The range of health issues facing America's veterans is both wide and ever-evolving. The American Legion recognizes this and provides valuable health-care information on a variety of conditions, as well as regularly updated information on the Department of Veterans Affairs.
The federal government’s Office of Special Counsel has reported to the White House that a Department of Veterans Affairs hospital in Jackson, Miss., has allegedly committed "serious wrongdoing" in the care of its patients.
Since 2009, five "whistle-blowers" at the G.V. ("Sonny") Montgomery VA Medical Center in Jackson have made a variety of allegations, including the use of non-sterile scalpels and bone cutters, and missed diagnoses of serious – sometimes fatal – illnesses.
The violations were described in a letter written by Special Counsel Carolyn Lerner and sent to the White House on March 18.
"The VA needs to get it right this time," American Legion National Commander James E. Koutz said. "Over the past four years, VA has investigated the Jackson hospital more than once. They claimed to have taken steps to fix the problem back in 2009. But four years later, our veterans are still at risk because of gross incompetence."
In 2011, another whistle-blower raised concerns about the quality of health care being delivered to veterans in Jackson. Last January, a doctor at the hospital alleged that thousands of X-rays were improperly read, resulting in missed diagnoses of "serious and, in some cases, fatal illnesses," according to Lerner.
"Do we know if the managers who were at the Jackson hospital in 2009 are still there?" Koutz asked. "Maybe VA needs to shake up its leadership there, and find someone who will dismiss medical staff that fails to sterilize equipment properly, or who can’t read X-rays properly."
Lerner wrote that she was "deeply concerned that these cases are representative of more pervasive challenges and threats to patient care at the Jackson Medical Center…. Over a period of three and a half years, a diverse group of five employees disclosed serious wrongdoing at this facility."
"This is precisely why we have our System Worth Saving Task Force," Koutz said. "This is why we send task force members to interview administrators and medical staff at VA medical centers across the country – to make sure they aren’t doing what apparently has been done in Jackson for the past four years."
Koutz noted that Congress has been examining the way VA processes disability claims for veterans, and what is being done to reduce the backlog. "Maybe Congress should go down to Jackson and find out what’s been going on for the past four years," he said.
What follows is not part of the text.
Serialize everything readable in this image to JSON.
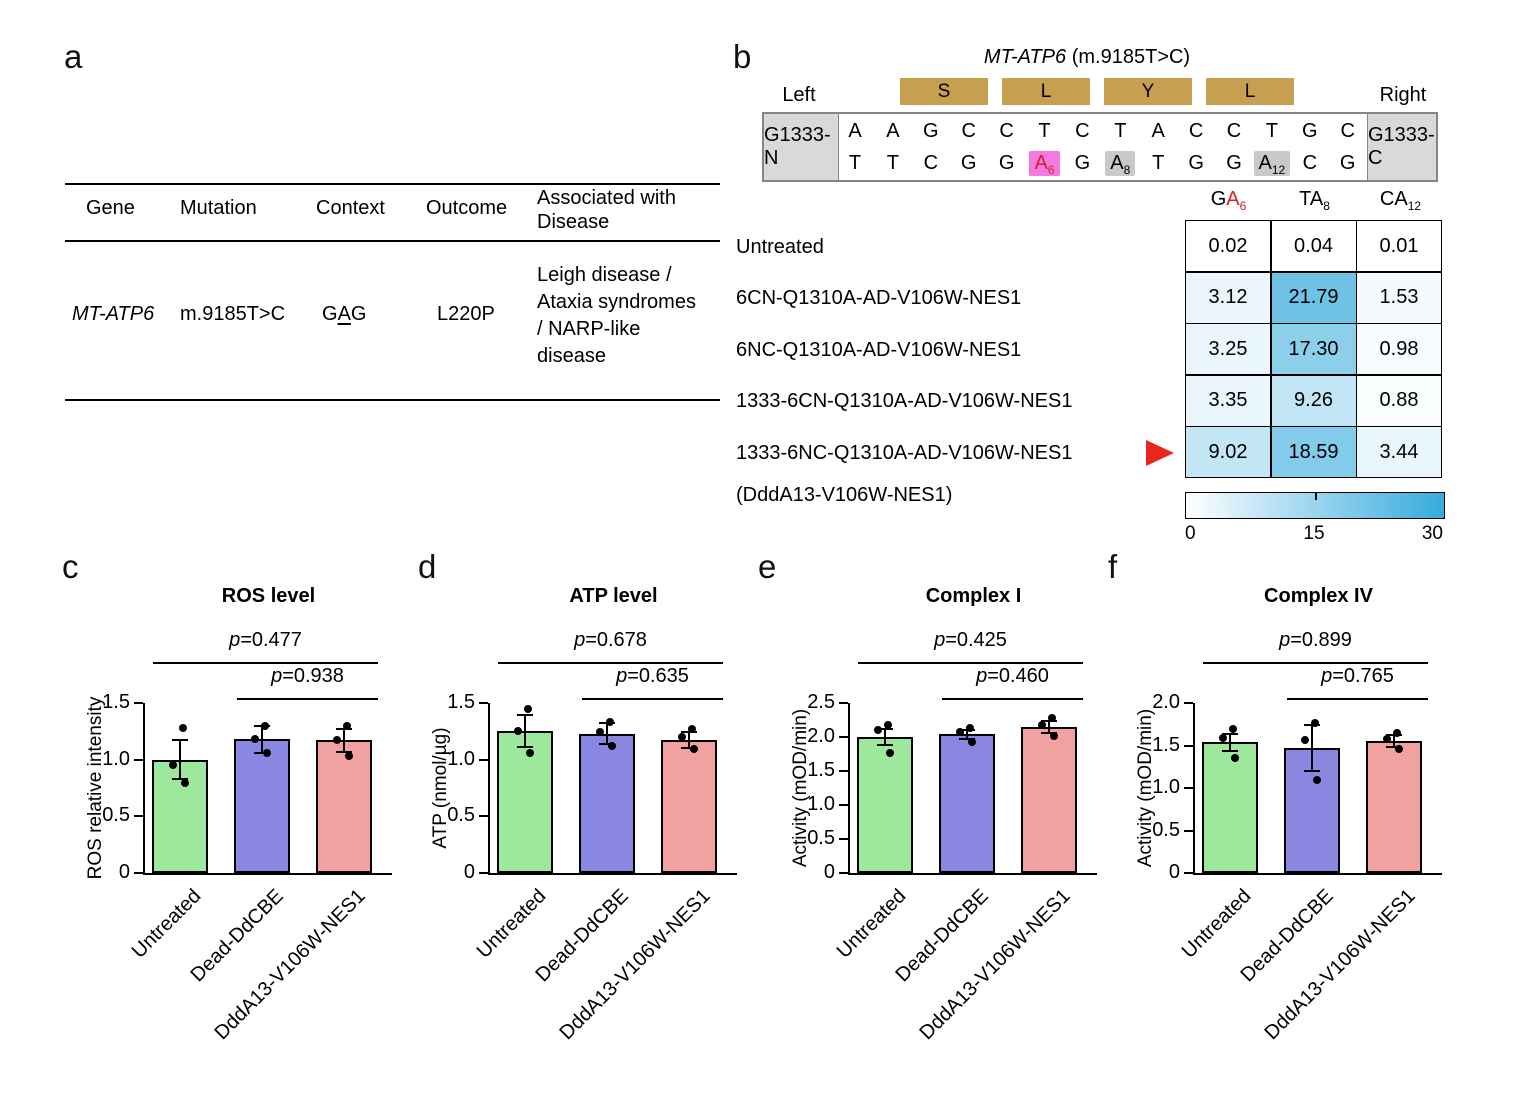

The Legion’s System Worth Saving (SWS) program was created in 2003 to evaluate VA’s health-care system and submit findings and recommendations annually to VA leadership, the White House and members of Congress.
Since then, SWS teams have encountered problems with sterilization procedures during site visits to VA facilities in Miami, St. Louis and Dayton, Ohio. Two weeks after the St. Louis visit, the VA hospital cancelled surgeries after water spots were found on medical trays and equipment.
In 2010, VA created a new office to oversee sterilization processes and dedicate more training and resources to ensure that reusable medical equipment was being properly cleaned.